Model | BLEU-1 | BLEU-2 | BLEU-3 | BLEU-4 | METEOR | ROUGE-L | CIDEr |
---|---|---|---|---|---|---|---|
VGG16 | 0.4130 | 0.2007 | 0.1040 | 0.0360 | 0.1047 | 0.1547 | 0.1581 |
ResNet50 | 0.3897 | 0.1735 | 0.0766 | 0.0286 | 0.0883 | 0.1404 | 0.0958 |
InceptionV3 | 0.4909 | 0.3020 | 0.1813 | 0.1001 | 0.1421 | 0.2161 | 0.3596 |
DenseNet201 | 0.4976 | 0.3120 | 0.1832 | 0.1016 | 0.1442 | 0.2140 | 0.3552 |
DenseNet + Attn | 0.4760 | 0.2941 | 0.1909 | 0.1145 | 0.1408 | 0.2020 | 0.3412 |
DenseNet + Attn (512D) | 0.4856 | 0.3126 | 0.2159 | 0.1649 | 0.1990 | 0.2657 | 0.8747 |
EfficientNetV2-B2 | 0.3740 | 0.1944 | 0.0746 | 0.0284 | 0.0850 | 0.1342 | 0.0879 |
ConvNeXtBase | 0.4314 | 0.2504 | 0.1516 | 0.0838 | 0.1140 | 0.1794 | 0.2256 |
Custom Model | 0.4207 | 0.1783 | 0.0835 | 0.0365 | 0.0848 | 0.1400 | 0.0676 |
- DenseNet201 with enhanced attention (512D embedding) achieved the best performance, with the highest BLEU-4 (0.1649) and CIDEr (0.8747) scores.

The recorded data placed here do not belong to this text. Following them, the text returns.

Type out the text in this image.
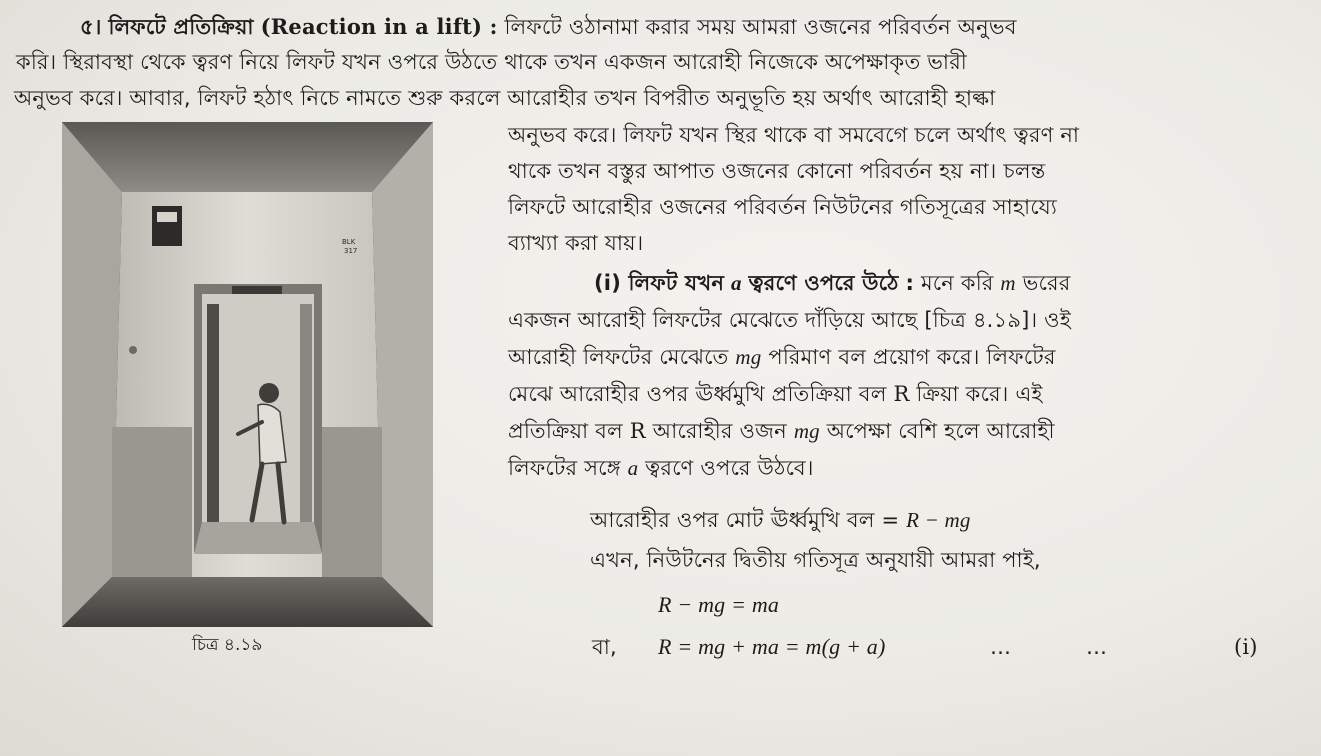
৫। লিফটে প্রতিক্রিয়া (Reaction in a lift) : লিফটে ওঠানামা করার সময় আমরা ওজনের পরিবর্তন অনুভব
করি। স্থিরাবস্থা থেকে ত্বরণ নিয়ে লিফট যখন ওপরে উঠতে থাকে তখন একজন আরোহী নিজেকে অপেক্ষাকৃত ভারী
অনুভব করে। আবার, লিফট হঠাৎ নিচে নামতে শুরু করলে আরোহীর তখন বিপরীত অনুভূতি হয় অর্থাৎ আরোহী হাল্কা
অনুভব করে। লিফট যখন স্থির থাকে বা সমবেগে চলে অর্থাৎ ত্বরণ না
থাকে তখন বস্তুর আপাত ওজনের কোনো পরিবর্তন হয় না। চলন্ত
লিফটে আরোহীর ওজনের পরিবর্তন নিউটনের গতিসূত্রের সাহায্যে
ব্যাখ্যা করা যায়।
(i) লিফট যখন a ত্বরণে ওপরে উঠে : মনে করি m ভরের
একজন আরোহী লিফটের মেঝেতে দাঁড়িয়ে আছে [চিত্র ৪.১৯]। ওই
আরোহী লিফটের মেঝেতে mg পরিমাণ বল প্রয়োগ করে। লিফটের
মেঝে আরোহীর ওপর ঊর্ধ্বমুখি প্রতিক্রিয়া বল R ক্রিয়া করে। এই
প্রতিক্রিয়া বল R আরোহীর ওজন mg অপেক্ষা বেশি হলে আরোহী
লিফটের সঙ্গে a ত্বরণে ওপরে উঠবে।
আরোহীর ওপর মোট ঊর্ধ্বমুখি বল = R − mg
এখন, নিউটনের দ্বিতীয় গতিসূত্র অনুযায়ী আমরা পাই,
R − mg = ma
বা, R = mg + ma = m(g + a)	…	…	(i)
BLK
317
চিত্র ৪.১৯
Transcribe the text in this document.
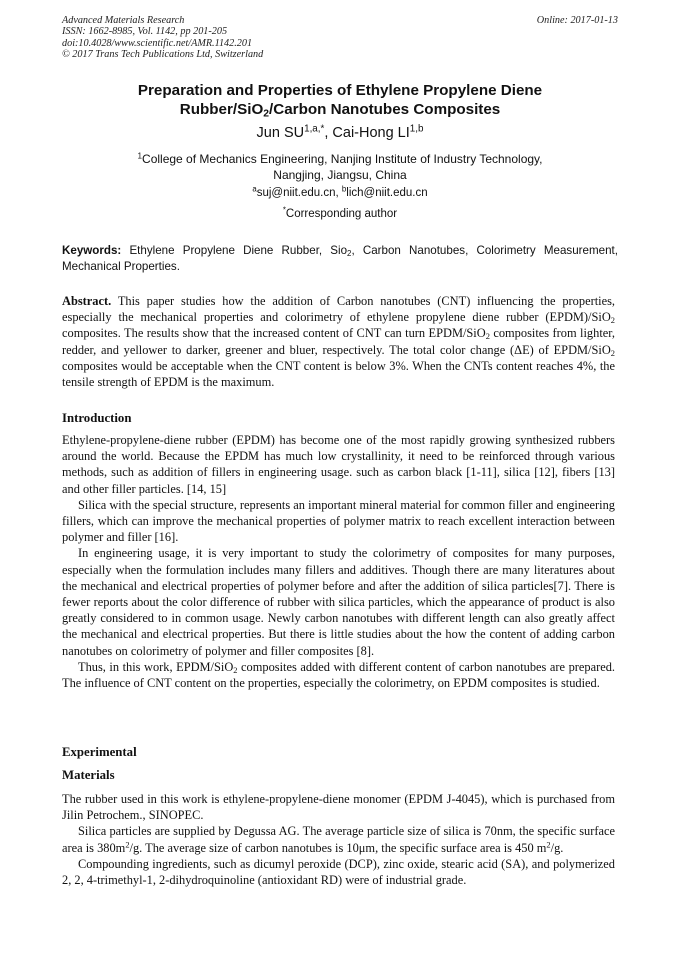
Advanced Materials Research
ISSN: 1662-8985, Vol. 1142, pp 201-205
doi:10.4028/www.scientific.net/AMR.1142.201
© 2017 Trans Tech Publications Ltd, Switzerland
Online: 2017-01-13
Preparation and Properties of Ethylene Propylene Diene
Rubber/SiO$_2$/Carbon Nanotubes Composites
Jun $SU^{1,a,*}$, Cai-Hong LI$^{1,b}$
$^1$College of Mechanics Engineering, Nanjing Institute of Industry Technology,
Nangjing, Jiangsu, China
$^a$suj@niit.edu.cn, $^b$lich@niit.edu.cn
*Corresponding author
Keywords: Ethylene Propylene Diene Rubber, Sio$_2$, Carbon Nanotubes, Colorimetry Measurement, Mechanical Properties.

Abstract. This paper studies how the addition of Carbon nanotubes (CNT) influencing the properties, especially the mechanical properties and colorimetry of ethylene propylene diene rubber (EPDM)/SiO$_2$ composites. The results show that the increased content of CNT can turn EPDM/SiO$_2$ composites from lighter, redder, and yellower to darker, greener and bluer, respectively. The total color change (ΔE) of EPDM/SiO$_2$ composites would be acceptable when the CNT content is below 3%. When the CNTs content reaches 4%, the tensile strength of EPDM is the maximum.

Introduction

Ethylene-propylene-diene rubber (EPDM) has become one of the most rapidly growing synthesized rubbers around the world. Because the EPDM has much low crystallinity, it need to be reinforced through various methods, such as addition of fillers in engineering usage. such as carbon black [1-11], silica [12], fibers [13] and other filler particles. [14, 15]

Silica with the special structure, represents an important mineral material for common filler and engineering fillers, which can improve the mechanical properties of polymer matrix to reach excellent interaction between polymer and filler [16].

In engineering usage, it is very important to study the colorimetry of composites for many purposes, especially when the formulation includes many fillers and additives. Though there are many literatures about the mechanical and electrical properties of polymer before and after the addition of silica particles[7]. There is fewer reports about the color difference of rubber with silica particles, which the appearance of product is also greatly considered to in common usage. Newly carbon nanotubes with different length can also greatly affect the mechanical and electrical properties. But there is little studies about the how the content of adding carbon nanotubes on colorimetry of polymer and filler composites [8].

Thus, in this work, EPDM/SiO$_2$ composites added with different content of carbon nanotubes are prepared. The influence of CNT content on the properties, especially the colorimetry, on EPDM composites is studied.

Experimental
Materials

The rubber used in this work is ethylene-propylene-diene monomer (EPDM J-4045), which is purchased from Jilin Petrochem., SINOPEC.

Silica particles are supplied by Degussa AG. The average particle size of silica is 70nm, the specific surface area is $380m^2/g$. The average size of carbon nanotubes is 10μm, the specific surface area is 450 $m^2/g$.

Compounding ingredients, such as dicumyl peroxide (DCP), zinc oxide, stearic acid (SA), and polymerized 2, 2, 4-trimethyl-1, 2-dihydroquinoline (antioxidant RD) were of industrial grade.
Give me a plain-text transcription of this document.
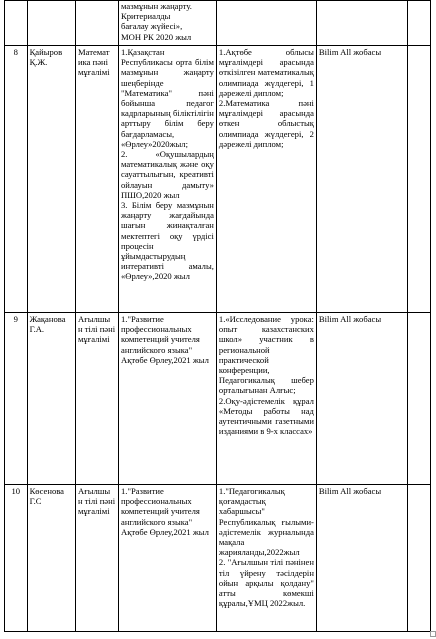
			мазмұнын жаңарту.
Критериалды
бағалау жүйесі»,
МОН РК 2020 жыл			

8	Қайыров Қ.Ж.	Математ ика пәні мұғалімі	1.Қазақстан Республикасы орта білім мазмұнын жаңарту шеңберінде "Математика" пәні бойынша педагог кадрларының біліктілігін арттыру білім беру бағдарламасы, «Өрлеу»2020жыл;
2. «Оқушылардың математикалық және оқу сауаттылығын, креативті ойлауын дамыту» ПШО,2020 жыл
3. Білім беру мазмұнын жаңарту жағдайында шағын жинақталған мектептегі оқу үрдісі процесін ұйымдастырудың интеративті амалы, «Өрлеу»,2020 жыл	1.Ақтөбе облысы мұғалімдері арасында өткізілген математикалық олимпиада жүлдегері, 1 дәрежелі диплом;
2.Математика пәні мұғалімдері арасында өткен облыстық олимпиада жүлдегері, 2 дәрежелі диплом;	Bilim All жобасы	
9	Жақанова Г.А.	Ағылшы н тілі пәні мұғалімі	1."Развитие профессиональных компетенций учителя английского языка" Ақтөбе Өрлеу,2021 жыл	1.«Исследование урока: опыт казахстанских школ» участник в региональной практической конференции, Педагогикалық шебер орталығынан Алғыс;
2.Оқу-әдістемелік құрал «Методы работы над аутентичными газетными изданиями в 9-х классах»	Bilim All жобасы	
10	Көсенова Г.С	Ағылшы н тілі пәні мұғалімі	1."Развитие профессиональных компетенций учителя английского языка" Ақтөбе Өрлеу,2021 жыл	1."Педагогикалық қоғамдастық хабаршысы" Республикалық ғылыми-әдістемелік журналында мақала жарияланды,2022жыл
2. "Ағылшын тілі пәнінен тіл үйрену тәсілдерін ойын арқылы қолдану" атты көмекші құралы,ҰМЦ 2022жыл.	Bilim All жобасы	
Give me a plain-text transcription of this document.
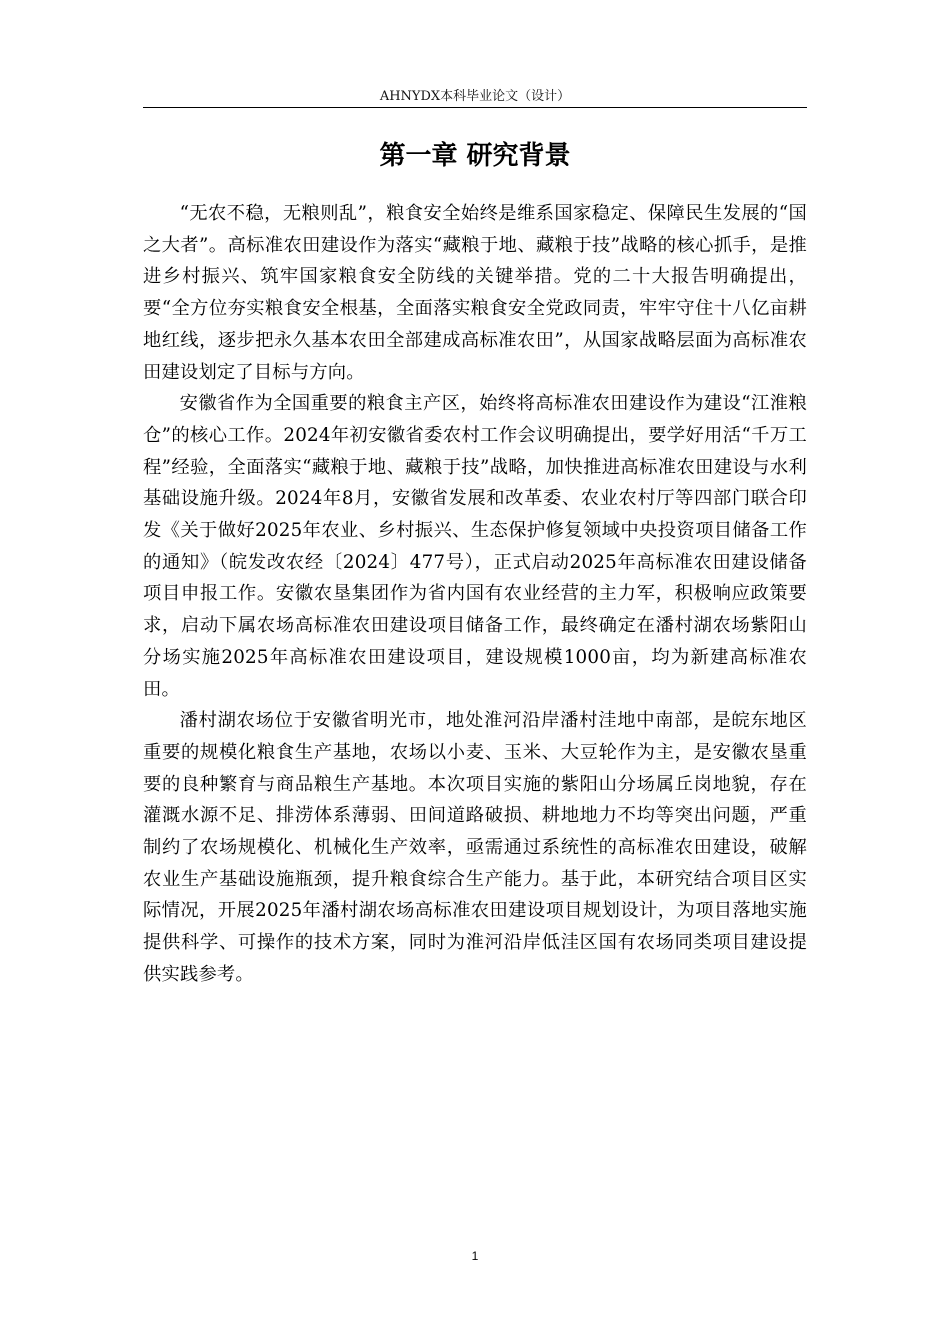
AHNYDX本科毕业论文（设计）
第一章 研究背景

“无农不稳，无粮则乱”，粮食安全始终是维系国家稳定、保障民生发展的“国之大者”。高标准农田建设作为落实“藏粮于地、藏粮于技”战略的核心抓手，是推进乡村振兴、筑牢国家粮食安全防线的关键举措。党的二十大报告明确提出，要“全方位夯实粮食安全根基，全面落实粮食安全党政同责，牢牢守住十八亿亩耕地红线，逐步把永久基本农田全部建成高标准农田”，从国家战略层面为高标准农田建设划定了目标与方向。

安徽省作为全国重要的粮食主产区，始终将高标准农田建设作为建设“江淮粮仓”的核心工作。2024年初安徽省委农村工作会议明确提出，要学好用活“千万工程”经验，全面落实“藏粮于地、藏粮于技”战略，加快推进高标准农田建设与水利基础设施升级。2024年8月，安徽省发展和改革委、农业农村厅等四部门联合印发《关于做好2025年农业、乡村振兴、生态保护修复领域中央投资项目储备工作的通知》（皖发改农经〔2024〕477号），正式启动2025年高标准农田建设储备项目申报工作。安徽农垦集团作为省内国有农业经营的主力军，积极响应政策要求，启动下属农场高标准农田建设项目储备工作，最终确定在潘村湖农场紫阳山分场实施2025年高标准农田建设项目，建设规模1000亩，均为新建高标准农田。

潘村湖农场位于安徽省明光市，地处淮河沿岸潘村洼地中南部，是皖东地区重要的规模化粮食生产基地，农场以小麦、玉米、大豆轮作为主，是安徽农垦重要的良种繁育与商品粮生产基地。本次项目实施的紫阳山分场属丘岗地貌，存在灌溉水源不足、排涝体系薄弱、田间道路破损、耕地地力不均等突出问题，严重制约了农场规模化、机械化生产效率，亟需通过系统性的高标准农田建设，破解农业生产基础设施瓶颈，提升粮食综合生产能力。基于此，本研究结合项目区实际情况，开展2025年潘村湖农场高标准农田建设项目规划设计，为项目落地实施提供科学、可操作的技术方案，同时为淮河沿岸低洼区国有农场同类项目建设提供实践参考。

1
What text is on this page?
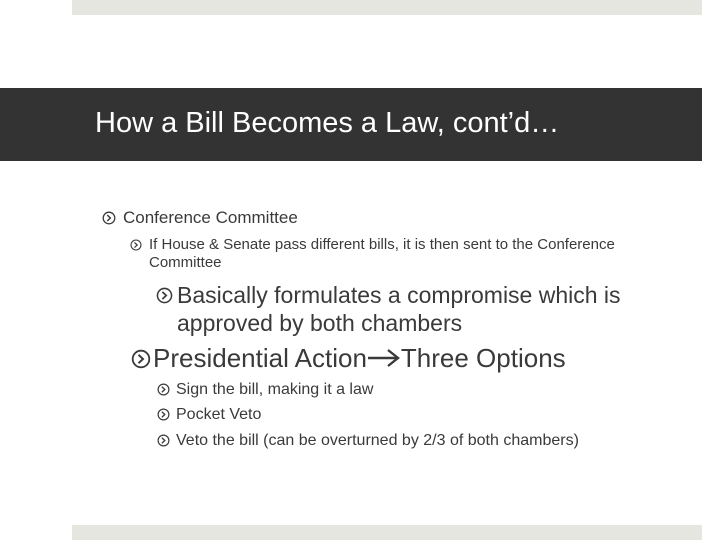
How a Bill Becomes a Law, cont’d…
Conference Committee
If House & Senate pass different bills, it is then sent to the Conference Committee
Basically formulates a compromise which is approved by both chambers
Presidential Action Three Options
Sign the bill, making it a law
Pocket Veto
Veto the bill (can be overturned by 2/3 of both chambers)
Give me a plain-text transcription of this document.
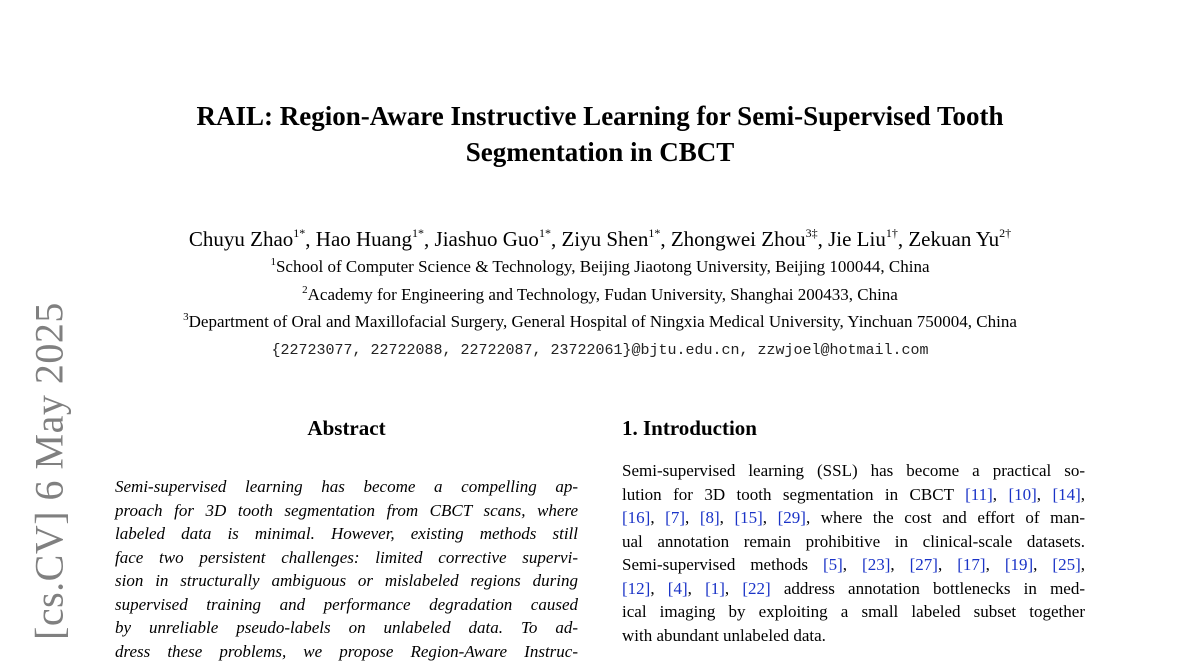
[cs.CV] 6 May 2025
RAIL: Region-Aware Instructive Learning for Semi-Supervised Tooth
Segmentation in CBCT
Chuyu Zhao$^{1*}$, Hao Huang$^{1*}$, Jiashuo Guo$^{1*}$, Ziyu Shen$^{1*}$, Zhongwei Zhou$^{3\ddagger}$, Jie Liu$^{1\dagger}$, Zekuan $Yu^{2\dagger}$
$^1$School of Computer Science & Technology, Beijing Jiaotong University, Beijing 100044, China
$^2$Academy for Engineering and Technology, Fudan University, Shanghai 200433, China
$^3$Department of Oral and Maxillofacial Surgery, General Hospital of Ningxia Medical University, Yinchuan 750004, China
{22723077, 22722088, 22722087, 23722061}@bjtu.edu.cn, zzwjoel@hotmail.com
Abstract
Semi-supervised learning has become a compelling ap-
proach for 3D tooth segmentation from CBCT scans, where
labeled data is minimal. However, existing methods still
face two persistent challenges: limited corrective supervi-
sion in structurally ambiguous or mislabeled regions during
supervised training and performance degradation caused
by unreliable pseudo-labels on unlabeled data. To ad-
dress these problems, we propose Region-Aware Instruc-
1. Introduction
Semi-supervised learning (SSL) has become a practical so-
lution for 3D tooth segmentation in CBCT [11], [10], [14],
[16], [7], [8], [15], [29], where the cost and effort of man-
ual annotation remain prohibitive in clinical-scale datasets.
Semi-supervised methods [5], [23], [27], [17], [19], [25],
[12], [4], [1], [22] address annotation bottlenecks in med-
ical imaging by exploiting a small labeled subset together
with abundant unlabeled data.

- InceptionV3 and ConvNeXtBase showed promising results but lagged slightly in longer caption generation.
- Attention-based models consistently reduced overfitting and improved overall caption fluency by focusing on critical image regions.
- Python 3.8+
- TensorFlow 2.x
- Keras
- NumPy
- Matplotlib
- NLTK
- Clone the repository.
git clone https://github.com/username/image-captioning cd image-captioning
- Install dependencies.
pip install -r requirements.txt
- Download and preprocess the Flickr 8k dataset.
- Run the training script.
python train.py
- Evaluate model performance.
python evaluate.py
This project demonstrates the effectiveness of combining CNNs, BiLSTM decoders, and attention mechanisms for image captioning. The results emphasize the importance of deeper architectures and attention mechanisms for generating accurate, fluent, and human-like captions.